Sementara di Jakarta, pemimpin bernada suara tinggi seperti Basuki TP (Ahok) tanpa beban menghardik Walhi yang mengkritik reklamasi 140 hektar di Pantai Ancol (baca: Ahok Tantang Walhi Debat Terbuka).
Cara Ahok yang menjadikan perbaikan kerusakan laut sebagai alasan reklamasi ini diserap oleh calon investor reklamasi Teluk Benoa untuk memuluskan rencananya. Mereka memundurkan istilah reklamasi dan memajukan istilah revitalisasi. Mereka mengampanyekan kondisi kerusakan ekologi Teluk Benoa yang sudah tidak pantas menjadi kawasan konservasi.

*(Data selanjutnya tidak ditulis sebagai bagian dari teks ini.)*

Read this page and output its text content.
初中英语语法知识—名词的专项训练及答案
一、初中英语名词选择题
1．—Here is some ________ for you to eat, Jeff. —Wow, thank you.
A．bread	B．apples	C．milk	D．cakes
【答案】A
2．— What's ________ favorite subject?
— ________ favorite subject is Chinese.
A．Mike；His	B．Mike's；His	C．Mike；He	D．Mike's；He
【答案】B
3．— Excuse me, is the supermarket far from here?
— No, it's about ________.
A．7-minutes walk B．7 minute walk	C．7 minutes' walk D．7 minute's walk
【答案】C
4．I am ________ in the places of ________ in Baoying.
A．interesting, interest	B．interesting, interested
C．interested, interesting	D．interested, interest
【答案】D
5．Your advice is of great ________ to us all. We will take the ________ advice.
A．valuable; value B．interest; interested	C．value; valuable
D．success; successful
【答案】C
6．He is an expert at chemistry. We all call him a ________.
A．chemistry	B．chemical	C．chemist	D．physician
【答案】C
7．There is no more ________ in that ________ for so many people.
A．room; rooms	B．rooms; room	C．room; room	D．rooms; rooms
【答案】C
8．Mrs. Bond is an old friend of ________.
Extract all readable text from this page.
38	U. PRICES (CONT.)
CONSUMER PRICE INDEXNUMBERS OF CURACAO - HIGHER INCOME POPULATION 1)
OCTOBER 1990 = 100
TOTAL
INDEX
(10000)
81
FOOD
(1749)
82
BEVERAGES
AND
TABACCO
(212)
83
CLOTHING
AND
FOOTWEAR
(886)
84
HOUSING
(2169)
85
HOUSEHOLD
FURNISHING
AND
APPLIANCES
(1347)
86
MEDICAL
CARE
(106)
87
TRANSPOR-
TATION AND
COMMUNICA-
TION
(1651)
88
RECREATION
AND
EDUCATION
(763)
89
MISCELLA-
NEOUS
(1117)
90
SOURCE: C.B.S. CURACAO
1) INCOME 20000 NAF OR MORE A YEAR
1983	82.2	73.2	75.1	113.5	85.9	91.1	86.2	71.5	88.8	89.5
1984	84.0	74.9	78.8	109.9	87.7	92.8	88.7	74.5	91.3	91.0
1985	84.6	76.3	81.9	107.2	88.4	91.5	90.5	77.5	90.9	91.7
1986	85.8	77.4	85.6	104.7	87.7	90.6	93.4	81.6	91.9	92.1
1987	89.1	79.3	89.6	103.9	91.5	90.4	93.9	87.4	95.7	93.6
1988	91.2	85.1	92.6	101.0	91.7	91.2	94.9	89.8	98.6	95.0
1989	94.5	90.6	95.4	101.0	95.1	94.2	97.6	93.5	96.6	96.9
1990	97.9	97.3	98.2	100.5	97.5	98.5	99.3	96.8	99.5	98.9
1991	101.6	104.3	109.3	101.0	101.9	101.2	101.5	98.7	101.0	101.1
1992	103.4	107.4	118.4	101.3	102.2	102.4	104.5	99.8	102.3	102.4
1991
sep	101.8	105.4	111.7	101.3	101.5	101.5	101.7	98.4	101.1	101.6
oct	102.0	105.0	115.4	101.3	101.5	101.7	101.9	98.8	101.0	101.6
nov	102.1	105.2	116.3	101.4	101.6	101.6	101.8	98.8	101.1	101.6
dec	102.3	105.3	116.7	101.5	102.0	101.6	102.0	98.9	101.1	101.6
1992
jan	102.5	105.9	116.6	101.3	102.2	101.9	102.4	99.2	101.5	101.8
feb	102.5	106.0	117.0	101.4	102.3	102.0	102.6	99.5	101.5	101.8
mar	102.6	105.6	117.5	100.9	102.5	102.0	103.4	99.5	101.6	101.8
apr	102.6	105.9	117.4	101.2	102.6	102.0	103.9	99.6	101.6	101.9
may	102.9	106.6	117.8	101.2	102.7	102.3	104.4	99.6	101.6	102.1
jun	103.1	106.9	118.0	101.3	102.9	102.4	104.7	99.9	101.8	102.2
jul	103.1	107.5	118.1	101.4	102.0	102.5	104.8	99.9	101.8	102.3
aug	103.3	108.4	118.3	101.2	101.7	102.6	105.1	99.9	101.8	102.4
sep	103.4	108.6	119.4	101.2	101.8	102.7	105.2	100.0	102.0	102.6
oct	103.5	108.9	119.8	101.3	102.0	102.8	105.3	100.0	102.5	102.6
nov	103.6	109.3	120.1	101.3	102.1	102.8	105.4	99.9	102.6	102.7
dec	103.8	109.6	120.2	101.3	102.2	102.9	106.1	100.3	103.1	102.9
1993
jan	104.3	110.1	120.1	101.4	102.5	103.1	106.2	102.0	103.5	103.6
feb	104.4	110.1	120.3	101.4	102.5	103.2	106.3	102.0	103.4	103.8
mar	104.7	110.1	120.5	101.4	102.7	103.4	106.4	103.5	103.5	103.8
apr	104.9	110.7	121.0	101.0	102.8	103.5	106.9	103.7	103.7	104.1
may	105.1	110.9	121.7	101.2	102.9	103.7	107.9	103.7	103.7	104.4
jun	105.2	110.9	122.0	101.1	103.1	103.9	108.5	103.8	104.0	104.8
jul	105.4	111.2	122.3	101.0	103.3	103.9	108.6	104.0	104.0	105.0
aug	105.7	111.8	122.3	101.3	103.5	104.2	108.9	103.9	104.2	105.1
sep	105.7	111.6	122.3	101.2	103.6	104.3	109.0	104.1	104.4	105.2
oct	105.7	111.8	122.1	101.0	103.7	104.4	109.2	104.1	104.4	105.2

Dengan jargon revitalisasi berbasis reklamasi, mereka bersolusi memperbaiki pendangkalan atau sedimentasi di kawasan Teluk dengan pengerukan laut. Akan dikemanakan material keruk? Ya jelas untuk mengurug areal reklamasi. Mereka menyeret contoh-contoh reklamasi kecil-kecil di Bali sebagai sebuah kewajaran untuk diterima, dan mengabaikan jejak reklamasi Pulau Serangan yang hingga kini terkatung-katung.
Menekan Korporasi
Pemimpin seperti Jokowi dan Ahok adalah karakter baru birokrat dari yang sebelumnya di masa Orde Baru kaku, sewenang-wenang dan koruptif. Di masa Orde Baru, elemen perubahan sosial seperti LSM, aktivis dan akademisi menjadi penantang yang tangguh bagi birokrat dan korporasi.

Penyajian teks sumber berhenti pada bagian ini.